The following question was on one of my RTRP Practice Exams:
Frank's car was completely destroyed in an automobile accident for which Frank was at fault. He did not file a claim with his insurance company because he feared his premiums would be raised. His loss was $4,500. His policy had a $1,000 deductible. How much casualty loss can Frank claim on his return (before the deduction limits)?
If your property is covered by insurance, you must file a timely insurance claim for reimbursement of your loss. Otherwise, you cannot deduct this loss as a casualty or theft. The portion of the loss usually not covered by insurance (for example, a deductible) is not subject to this rule. Therefore, ONLY the $1,000 deductible can be claimed.
Correct Answer: D
From Publication 17: Nondeductible losses. A casualty loss is not deductible if the damage or destruction is caused by the following:
· Accidentally breaking articles such as glassware or china under normal conditions.
· A family pet.
· A fire if you willfully set it or pay someone else to set it.

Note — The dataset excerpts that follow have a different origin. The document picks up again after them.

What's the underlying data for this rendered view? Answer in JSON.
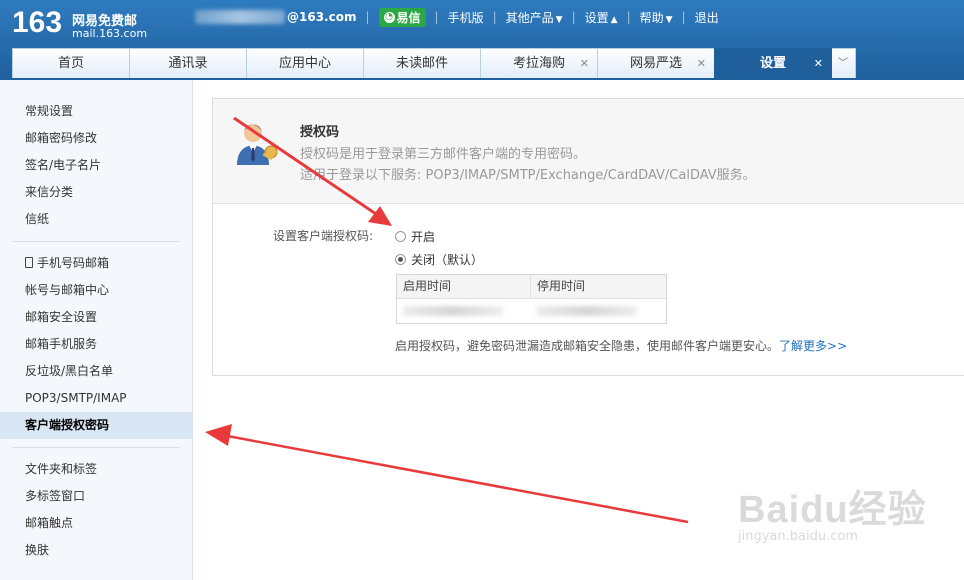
{
  "header": {
    "logo_number": "163",
    "logo_name": "网易免费邮",
    "logo_domain": "mail.163.com",
    "email_suffix": "@163.com",
    "yixin_label": "易信",
    "nav": {
      "mobile": "手机版",
      "other": "其他产品",
      "settings": "设置",
      "help": "帮助",
      "logout": "退出"
    }
  },
  "tabs": [
    {
      "label": "首页",
      "closable": false
    },
    {
      "label": "通讯录",
      "closable": false
    },
    {
      "label": "应用中心",
      "closable": false
    },
    {
      "label": "未读邮件",
      "closable": false
    },
    {
      "label": "考拉海购",
      "closable": true
    },
    {
      "label": "网易严选",
      "closable": true
    },
    {
      "label": "设置",
      "closable": true,
      "active": true
    }
  ],
  "sidebar": {
    "group1": [
      "常规设置",
      "邮箱密码修改",
      "签名/电子名片",
      "来信分类",
      "信纸"
    ],
    "group2": [
      "手机号码邮箱",
      "帐号与邮箱中心",
      "邮箱安全设置",
      "邮箱手机服务",
      "反垃圾/黑白名单",
      "POP3/SMTP/IMAP",
      "客户端授权密码"
    ],
    "group2_active": "客户端授权密码",
    "group3": [
      "文件夹和标签",
      "多标签窗口",
      "邮箱触点",
      "换肤"
    ]
  },
  "main": {
    "title": "授权码",
    "desc1": "授权码是用于登录第三方邮件客户端的专用密码。",
    "desc2": "适用于登录以下服务: POP3/IMAP/SMTP/Exchange/CardDAV/CalDAV服务。",
    "setting_label": "设置客户端授权码:",
    "option_on": "开启",
    "option_off": "关闭（默认）",
    "selected": "关闭（默认）",
    "table_headers": [
      "启用时间",
      "停用时间"
    ],
    "note": "启用授权码，避免密码泄漏造成邮箱安全隐患，使用邮件客户端更安心。",
    "learn_more": "了解更多>>"
  },
  "watermark": {
    "brand": "Baidu经验",
    "url": "jingyan.baidu.com"
  },
  "colors": {
    "header": "#1f5f9c",
    "annotation_arrow": "#e83a3a",
    "link": "#1f6fc0"
  }
}
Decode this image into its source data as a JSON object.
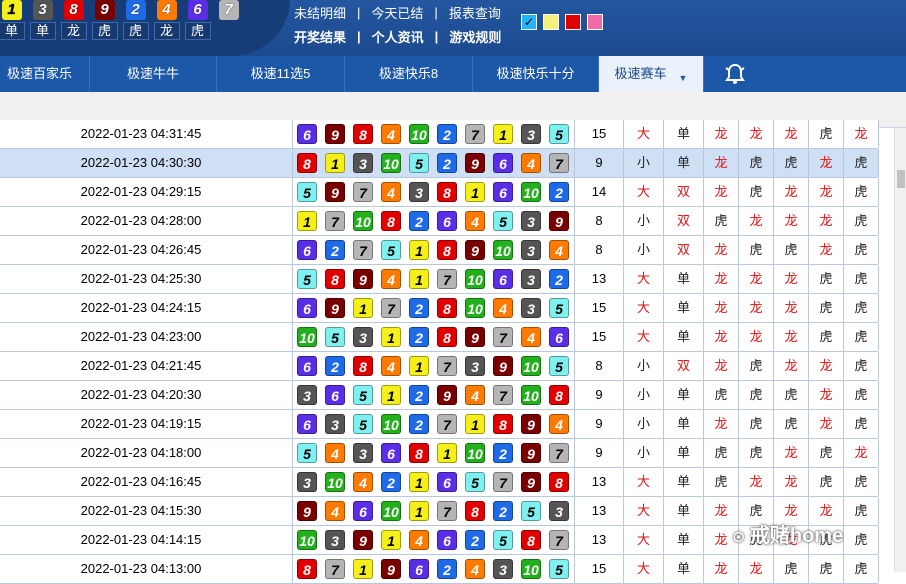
{
  "header": {
    "result_balls": [
      {
        "n": "1",
        "lab": "单",
        "bg": "#f6f01a",
        "fg": "#000"
      },
      {
        "n": "3",
        "lab": "单",
        "bg": "#555555",
        "fg": "#fff"
      },
      {
        "n": "8",
        "lab": "龙",
        "bg": "#e00000",
        "fg": "#fff"
      },
      {
        "n": "9",
        "lab": "虎",
        "bg": "#7a0000",
        "fg": "#fff"
      },
      {
        "n": "2",
        "lab": "虎",
        "bg": "#1f6ae6",
        "fg": "#fff"
      },
      {
        "n": "4",
        "lab": "龙",
        "bg": "#ff7a00",
        "fg": "#fff"
      },
      {
        "n": "6",
        "lab": "虎",
        "bg": "#5a2ee6",
        "fg": "#fff"
      },
      {
        "n": "7",
        "lab": "",
        "bg": "#b5b5b5",
        "fg": "#fff"
      }
    ],
    "links_row1": [
      "未结明细",
      "今天已结",
      "报表查询"
    ],
    "links_row2": [
      "开奖结果",
      "个人资讯",
      "游戏规则"
    ],
    "separator": "|",
    "swatch_colors": [
      "#1fb6ff",
      "#f5f07a",
      "#e00000",
      "#f06aa6"
    ],
    "swatch_check": "✓"
  },
  "nav": {
    "tabs": [
      "极速百家乐",
      "极速牛牛",
      "极速11选5",
      "极速快乐8",
      "极速快乐十分",
      "极速赛车"
    ],
    "active_tab": "极速赛车",
    "active_arrow": "▼"
  },
  "ball_colors": {
    "1": [
      "#f6f01a",
      "#000"
    ],
    "2": [
      "#1f6ae6",
      "#fff"
    ],
    "3": [
      "#555555",
      "#fff"
    ],
    "4": [
      "#ff7a00",
      "#fff"
    ],
    "5": [
      "#7ff0f0",
      "#000"
    ],
    "6": [
      "#5a2ee6",
      "#fff"
    ],
    "7": [
      "#b5b5b5",
      "#000"
    ],
    "8": [
      "#e00000",
      "#fff"
    ],
    "9": [
      "#7a0000",
      "#fff"
    ],
    "10": [
      "#22b01c",
      "#fff"
    ]
  },
  "rows": [
    {
      "t": "2022-01-23 04:31:45",
      "b": [
        6,
        9,
        8,
        4,
        10,
        2,
        7,
        1,
        3,
        5
      ],
      "s": "15",
      "bs": "大",
      "oe": "单",
      "lh": [
        "龙",
        "龙",
        "龙",
        "虎",
        "龙"
      ]
    },
    {
      "t": "2022-01-23 04:30:30",
      "b": [
        8,
        1,
        3,
        10,
        5,
        2,
        9,
        6,
        4,
        7
      ],
      "s": "9",
      "bs": "小",
      "oe": "单",
      "lh": [
        "龙",
        "虎",
        "虎",
        "龙",
        "虎"
      ],
      "sel": true
    },
    {
      "t": "2022-01-23 04:29:15",
      "b": [
        5,
        9,
        7,
        4,
        3,
        8,
        1,
        6,
        10,
        2
      ],
      "s": "14",
      "bs": "大",
      "oe": "双",
      "lh": [
        "龙",
        "虎",
        "龙",
        "龙",
        "虎"
      ]
    },
    {
      "t": "2022-01-23 04:28:00",
      "b": [
        1,
        7,
        10,
        8,
        2,
        6,
        4,
        5,
        3,
        9
      ],
      "s": "8",
      "bs": "小",
      "oe": "双",
      "lh": [
        "虎",
        "龙",
        "龙",
        "龙",
        "虎"
      ]
    },
    {
      "t": "2022-01-23 04:26:45",
      "b": [
        6,
        2,
        7,
        5,
        1,
        8,
        9,
        10,
        3,
        4
      ],
      "s": "8",
      "bs": "小",
      "oe": "双",
      "lh": [
        "龙",
        "虎",
        "虎",
        "龙",
        "虎"
      ]
    },
    {
      "t": "2022-01-23 04:25:30",
      "b": [
        5,
        8,
        9,
        4,
        1,
        7,
        10,
        6,
        3,
        2
      ],
      "s": "13",
      "bs": "大",
      "oe": "单",
      "lh": [
        "龙",
        "龙",
        "龙",
        "虎",
        "虎"
      ]
    },
    {
      "t": "2022-01-23 04:24:15",
      "b": [
        6,
        9,
        1,
        7,
        2,
        8,
        10,
        4,
        3,
        5
      ],
      "s": "15",
      "bs": "大",
      "oe": "单",
      "lh": [
        "龙",
        "龙",
        "龙",
        "虎",
        "虎"
      ]
    },
    {
      "t": "2022-01-23 04:23:00",
      "b": [
        10,
        5,
        3,
        1,
        2,
        8,
        9,
        7,
        4,
        6
      ],
      "s": "15",
      "bs": "大",
      "oe": "单",
      "lh": [
        "龙",
        "龙",
        "龙",
        "虎",
        "虎"
      ]
    },
    {
      "t": "2022-01-23 04:21:45",
      "b": [
        6,
        2,
        8,
        4,
        1,
        7,
        3,
        9,
        10,
        5
      ],
      "s": "8",
      "bs": "小",
      "oe": "双",
      "lh": [
        "龙",
        "虎",
        "龙",
        "龙",
        "虎"
      ]
    },
    {
      "t": "2022-01-23 04:20:30",
      "b": [
        3,
        6,
        5,
        1,
        2,
        9,
        4,
        7,
        10,
        8
      ],
      "s": "9",
      "bs": "小",
      "oe": "单",
      "lh": [
        "虎",
        "虎",
        "虎",
        "龙",
        "虎"
      ]
    },
    {
      "t": "2022-01-23 04:19:15",
      "b": [
        6,
        3,
        5,
        10,
        2,
        7,
        1,
        8,
        9,
        4
      ],
      "s": "9",
      "bs": "小",
      "oe": "单",
      "lh": [
        "龙",
        "虎",
        "虎",
        "龙",
        "虎"
      ]
    },
    {
      "t": "2022-01-23 04:18:00",
      "b": [
        5,
        4,
        3,
        6,
        8,
        1,
        10,
        2,
        9,
        7
      ],
      "s": "9",
      "bs": "小",
      "oe": "单",
      "lh": [
        "虎",
        "虎",
        "龙",
        "虎",
        "龙"
      ]
    },
    {
      "t": "2022-01-23 04:16:45",
      "b": [
        3,
        10,
        4,
        2,
        1,
        6,
        5,
        7,
        9,
        8
      ],
      "s": "13",
      "bs": "大",
      "oe": "单",
      "lh": [
        "虎",
        "龙",
        "龙",
        "虎",
        "虎"
      ]
    },
    {
      "t": "2022-01-23 04:15:30",
      "b": [
        9,
        4,
        6,
        10,
        1,
        7,
        8,
        2,
        5,
        3
      ],
      "s": "13",
      "bs": "大",
      "oe": "单",
      "lh": [
        "龙",
        "虎",
        "龙",
        "龙",
        "虎"
      ]
    },
    {
      "t": "2022-01-23 04:14:15",
      "b": [
        10,
        3,
        9,
        1,
        4,
        6,
        2,
        5,
        8,
        7
      ],
      "s": "13",
      "bs": "大",
      "oe": "单",
      "lh": [
        "龙",
        "虎",
        "龙",
        "虎",
        "虎"
      ]
    },
    {
      "t": "2022-01-23 04:13:00",
      "b": [
        8,
        7,
        1,
        9,
        6,
        2,
        4,
        3,
        10,
        5
      ],
      "s": "15",
      "bs": "大",
      "oe": "单",
      "lh": [
        "龙",
        "龙",
        "虎",
        "虎",
        "虎"
      ]
    }
  ],
  "watermark": "戒赌home"
}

· The taking of money or property through fraud or misrepresentation
· A car accident if your willful negligence or willful act caused it. The same is true if the willful act or willful negligence of someone acting for you caused the accident.
· Progressive deterioration.
Question: If Frank was at fault for the accidient, isn't that willful negligence, making any loss nondeductible?
What is the definition of "willful negligence"? To me, Frank was willfully driving a car, and negligent when he caused an accident.